Ce fut son testament. Je ne dirai rien ici de ses quinze dernières années. Le glorieux maître était revenu à Paris. A l’âge du Titien, il travaillait encore. Il inaugure même une nouvelle « manière. » Ses derniers portraits, si subtils, un peu féeriques dans leur lumière un peu glauque, font penser à un nouveau « Maître des demi-figures féminines, » qui serait un décadent extrêmement raffiné.

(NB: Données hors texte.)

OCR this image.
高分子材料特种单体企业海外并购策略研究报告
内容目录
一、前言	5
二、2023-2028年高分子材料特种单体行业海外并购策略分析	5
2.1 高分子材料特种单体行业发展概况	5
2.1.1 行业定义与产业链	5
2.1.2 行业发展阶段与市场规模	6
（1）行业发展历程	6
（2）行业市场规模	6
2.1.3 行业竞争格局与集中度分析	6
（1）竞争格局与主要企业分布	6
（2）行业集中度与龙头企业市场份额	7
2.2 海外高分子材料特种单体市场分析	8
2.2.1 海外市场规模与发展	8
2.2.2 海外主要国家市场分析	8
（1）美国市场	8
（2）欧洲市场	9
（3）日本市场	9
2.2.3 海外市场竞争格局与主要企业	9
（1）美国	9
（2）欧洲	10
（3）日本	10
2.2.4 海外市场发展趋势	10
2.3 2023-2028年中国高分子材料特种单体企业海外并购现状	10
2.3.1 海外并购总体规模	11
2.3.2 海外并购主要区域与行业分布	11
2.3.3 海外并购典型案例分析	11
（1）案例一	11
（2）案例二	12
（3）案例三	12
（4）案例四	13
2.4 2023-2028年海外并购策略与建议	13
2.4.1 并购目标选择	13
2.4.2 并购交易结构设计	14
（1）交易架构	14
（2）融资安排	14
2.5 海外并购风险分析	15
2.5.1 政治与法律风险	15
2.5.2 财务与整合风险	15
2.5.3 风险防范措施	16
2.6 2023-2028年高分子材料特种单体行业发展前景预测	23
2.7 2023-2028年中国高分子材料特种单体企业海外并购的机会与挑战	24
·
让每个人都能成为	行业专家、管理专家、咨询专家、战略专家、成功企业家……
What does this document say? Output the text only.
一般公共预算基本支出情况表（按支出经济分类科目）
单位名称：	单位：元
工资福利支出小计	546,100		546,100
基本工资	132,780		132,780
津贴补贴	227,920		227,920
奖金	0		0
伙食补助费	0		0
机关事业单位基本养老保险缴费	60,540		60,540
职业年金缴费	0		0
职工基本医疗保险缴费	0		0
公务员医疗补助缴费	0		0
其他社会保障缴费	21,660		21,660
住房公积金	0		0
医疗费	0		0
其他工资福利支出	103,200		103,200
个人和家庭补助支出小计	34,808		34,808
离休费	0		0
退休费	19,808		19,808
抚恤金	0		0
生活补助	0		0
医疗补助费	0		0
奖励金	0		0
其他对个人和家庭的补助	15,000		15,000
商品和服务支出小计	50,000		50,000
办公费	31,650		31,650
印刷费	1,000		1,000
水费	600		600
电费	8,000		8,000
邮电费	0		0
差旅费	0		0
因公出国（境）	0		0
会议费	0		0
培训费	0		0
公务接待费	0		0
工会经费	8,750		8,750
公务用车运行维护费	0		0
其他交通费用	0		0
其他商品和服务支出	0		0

M. Peladan a écrit naguère un article intitulé : l’Exemple d’Hébert. C’est bien le mot qu’il faut dire. Il y a des gloires plus populaires que celle-là : il n’y en a pas de plus solides. De toutes celles du jour, combien survivront ? Le temps respectera Hébert. Son art est un peu limité : un art qui ne connaît que la femme, ne s’intéresse ni aux drames de la vie, ni au monde des idées, manque de vraie tendresse, d’humanité profonde. Du reste, peut-être ces lacunes sont-elles en partie volontaires. Il n’eût tenu qu’à Hébert, on le voit par ses dessins, d’être, s’il l’avait voulu, un des paysagistes les plus parfaits du siècle. Mais une plus haute idée de l’art, la préoccupation des problèmes ardus de la construction et de la forme, la décision d’arriver aux solutions définitives, concentrèrent ses études sur la figure humaine, et uniquement sous son aspect d’ « Éternel féminin. » Cette œuvre voluptueuse a un côté de désintéressement et même d’austérité.

Et il y a une chose que ce peintre nous enseigne : c’est le respect de l’art. Dans notre temps de hâte, de rapidité, d’ « impressionnisme, »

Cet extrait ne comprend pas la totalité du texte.